說時遲那時快,蕭子律一條腿活動不便,手杖又拿去應敵了,招架得本就吃力,再被她的聲音一分散注意力,躲閃不及,被劉義符一下刺中了腹部,悶哼一聲,鮮血汩汩湧出,瞬間浸透了層層衣衫。

長生跑過來之際,被觸目所及的一片赤紅又嚇一跳,看清對面行兇的不是別人,正是劉義符,更加不明所以。一時資訊量太大,她的腦袋已經處理不過來了,陷入一片混亂。

混亂歸混亂,身體卻明白該幹什麼。她第一時間扶住蕭子律,讓他靠著一棵老樹坐下,一手按在他的傷口處,緊緊壓住,問道:「傷得重嗎,深不深?」

蕭子律忍著疼痛,搖了搖頭,道:「不礙事。」抬手示意她先管管劉義符,別讓他再一衝動,做出什麼更激進的事。
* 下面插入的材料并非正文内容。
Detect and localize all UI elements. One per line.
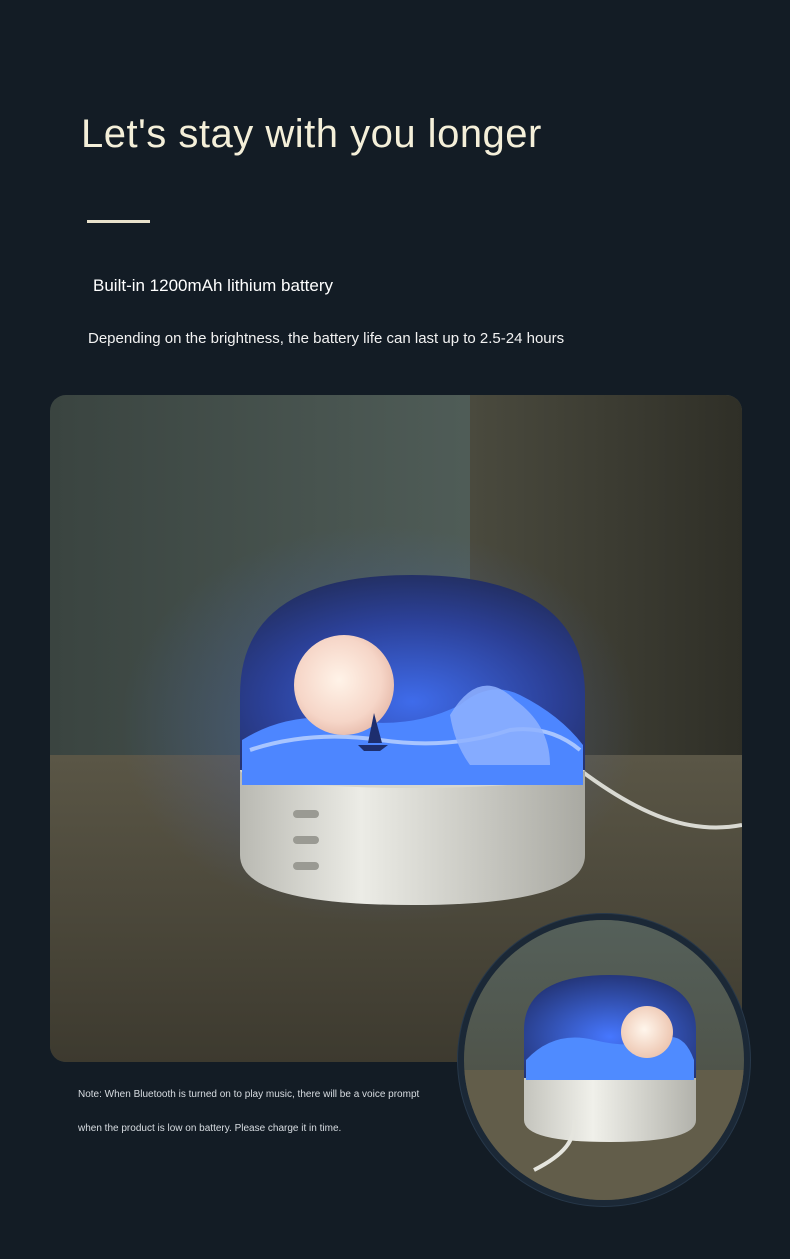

劉義符看著他殷紅的血跡和突然冒出來的長生,也有點發懵。

長生抬眸,一臉不解地問:「義符哥哥,你為何要刺傷子律啊?」

倆人前陣子不是還好好的嗎?一起從泥臺縣回來之後,還有說有笑的,怎麼瞬間就劍拔弩張了?她不懂,最想捅蕭子律一刀的人難道不應該是自己嗎?她都沒動手呢……

「你問他!」劉義符恨恨地抬起手中的匕首,指向蕭子律。

蕭子律嘆了口氣,簡潔明瞭地向她解釋道:「義符知道了是我告發的國舅。」

他的聲音都因為疼痛而發顫。

長生瞪大眼睛,也是半晌無言,但很快又皺起眉頭,對劉義符道:「即便如此,也不能成為你要殺他的理由啊。他當年是御史,只是做他該做的事。」

說著,她見劉義符有動靜,身子不由自主地向前一探,大有擋在蕭子律身前相護,以防劉義符再加害於他的意思。
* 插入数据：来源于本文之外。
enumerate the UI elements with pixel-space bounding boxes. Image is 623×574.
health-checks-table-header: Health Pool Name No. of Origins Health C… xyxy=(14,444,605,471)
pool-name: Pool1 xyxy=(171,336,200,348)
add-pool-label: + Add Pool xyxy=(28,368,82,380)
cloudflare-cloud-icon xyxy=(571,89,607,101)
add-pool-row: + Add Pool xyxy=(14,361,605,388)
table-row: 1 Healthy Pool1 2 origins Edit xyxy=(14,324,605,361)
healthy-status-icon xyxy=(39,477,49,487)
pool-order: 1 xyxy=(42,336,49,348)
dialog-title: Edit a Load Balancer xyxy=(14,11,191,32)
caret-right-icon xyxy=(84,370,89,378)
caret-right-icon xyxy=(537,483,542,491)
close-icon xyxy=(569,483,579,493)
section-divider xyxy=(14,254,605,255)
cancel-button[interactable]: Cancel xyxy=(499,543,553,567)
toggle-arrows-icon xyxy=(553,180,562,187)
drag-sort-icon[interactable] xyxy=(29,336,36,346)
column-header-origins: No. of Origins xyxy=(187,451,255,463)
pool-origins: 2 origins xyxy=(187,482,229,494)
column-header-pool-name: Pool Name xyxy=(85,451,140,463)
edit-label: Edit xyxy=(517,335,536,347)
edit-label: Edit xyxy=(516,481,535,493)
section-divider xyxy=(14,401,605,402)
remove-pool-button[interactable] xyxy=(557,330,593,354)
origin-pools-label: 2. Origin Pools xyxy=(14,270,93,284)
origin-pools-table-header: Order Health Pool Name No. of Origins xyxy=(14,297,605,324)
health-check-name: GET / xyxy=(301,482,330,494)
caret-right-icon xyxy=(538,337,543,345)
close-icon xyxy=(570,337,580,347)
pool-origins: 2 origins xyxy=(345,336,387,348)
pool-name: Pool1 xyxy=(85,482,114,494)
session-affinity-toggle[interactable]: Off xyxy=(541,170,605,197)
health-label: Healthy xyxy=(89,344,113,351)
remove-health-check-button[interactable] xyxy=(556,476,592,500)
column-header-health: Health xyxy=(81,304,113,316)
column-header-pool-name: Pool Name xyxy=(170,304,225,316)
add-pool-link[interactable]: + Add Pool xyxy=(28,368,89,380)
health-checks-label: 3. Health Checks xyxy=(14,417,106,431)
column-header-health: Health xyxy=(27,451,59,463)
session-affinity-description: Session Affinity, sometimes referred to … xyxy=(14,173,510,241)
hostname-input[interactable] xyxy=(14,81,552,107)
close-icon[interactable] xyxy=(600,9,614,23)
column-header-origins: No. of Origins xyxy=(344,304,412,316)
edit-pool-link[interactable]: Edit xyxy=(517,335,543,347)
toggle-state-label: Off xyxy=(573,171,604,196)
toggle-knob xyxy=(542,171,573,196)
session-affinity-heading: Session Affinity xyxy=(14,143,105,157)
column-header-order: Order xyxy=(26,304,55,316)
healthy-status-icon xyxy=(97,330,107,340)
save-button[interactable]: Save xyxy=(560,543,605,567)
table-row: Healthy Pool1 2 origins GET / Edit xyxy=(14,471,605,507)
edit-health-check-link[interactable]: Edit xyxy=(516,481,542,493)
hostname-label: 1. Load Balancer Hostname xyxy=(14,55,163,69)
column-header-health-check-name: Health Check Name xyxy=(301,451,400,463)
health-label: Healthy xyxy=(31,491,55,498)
「連你……竟然連你也這麼說!」劉義符將她的話聽在耳中、動作看在眼裡,感到難以置信。

長生也覺得自己這番話說出口來端的艱難,蹙眉道:「你的心情我可以理解,但是冤冤相報何時了?更何況,犯錯的人是你舅舅,不是子律啊,你心裡不是也一直都很清楚嗎?為何現在……」

她說不下去了。看著他的眼神中有詫異,有震驚,也有失望,彷彿站在她面前的不是她熟悉的那個兄長,而是一個被惡鬼附身的陌生人似的。

「呵,呵呵……」

這個眼神毫無疑問刺痛了他。劉義符顫抖著十指,匕首掉落在地上,口乾舌燥,想說點什麼話來為自己辯解,竟是一句也說不出,只發出一陣空洞的冷笑。
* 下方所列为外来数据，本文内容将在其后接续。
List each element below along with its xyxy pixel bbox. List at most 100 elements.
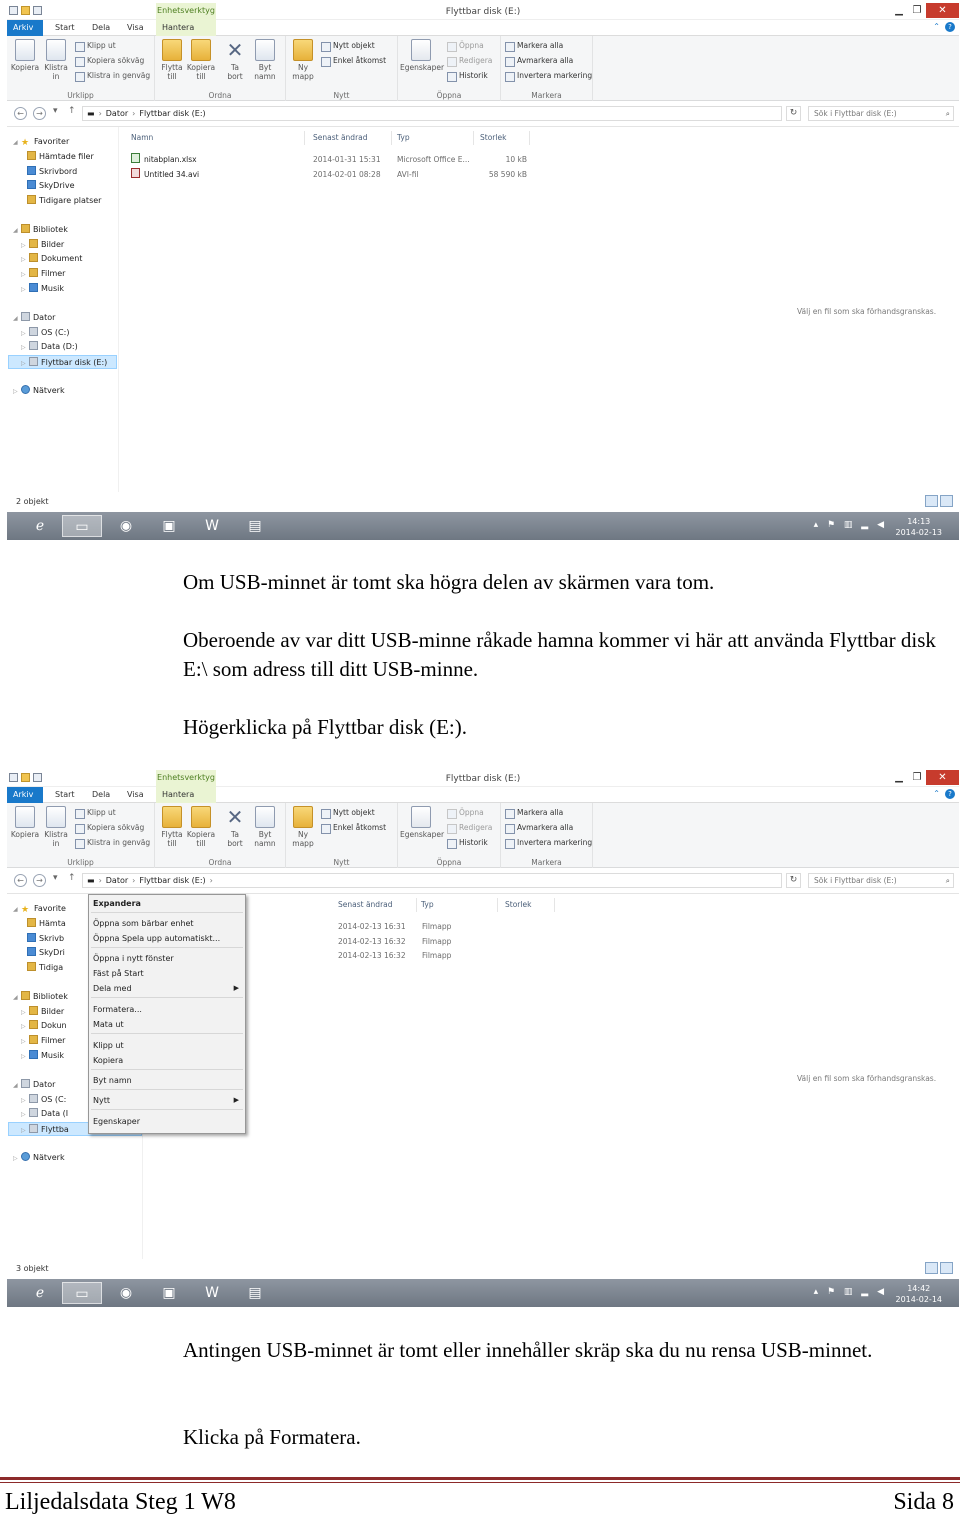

劉義符低頭看著掉在地上的匕首,回憶起剛才在一陣衝動驅使下,刺入蕭子律的那一刀絕非虛張聲勢,而是真的想要他死。可是刀鋒真實刺入肉裡的一瞬間,他又陷入了深深的恐慌之中。彷彿看到鮮血順著刀刃流淌過來,漫上他的身體,用恨意將他徹底佔據,拉入深淵,變成幽冥中的惡鬼,再沒有重歸人世的那一天。

長生還在同他說話,可是他滿耳轟鳴,什麼也沒有聽進去。只覺得自己在這天地間活著,竟是十分可笑。空有一顆復仇之心,卻行不了復仇之實。回頭看看,又沒有了任何退路。連最景仰他的那個人、最珍視他的那個人,此刻也擋在蕭子律身前,把他當作了敵人。

見他彎腰去撿掉在地上的匕首,長生以為他又要過來補上幾刀,趕忙把蕭子律的手杖撿了起來,打算當劍使。

蕭子律卻忍痛站起身,一把將她拉到身後。

長生拗不過他,情急之下喊道:「哥!」

兩個人都想保護對方,對面的劉義符卻沒有過來。這聲呼喊好似一道定身的符咒,將他釘在了原地。他默默擦掉匕首上的血跡,本想用它來了此殘生,但是轉念一想,又不想讓親人和仇敵共同看到自己如此狼狽的樣子,便捧著它,腳步踉蹌,目光呆滯地,緩緩向下山的方向走去。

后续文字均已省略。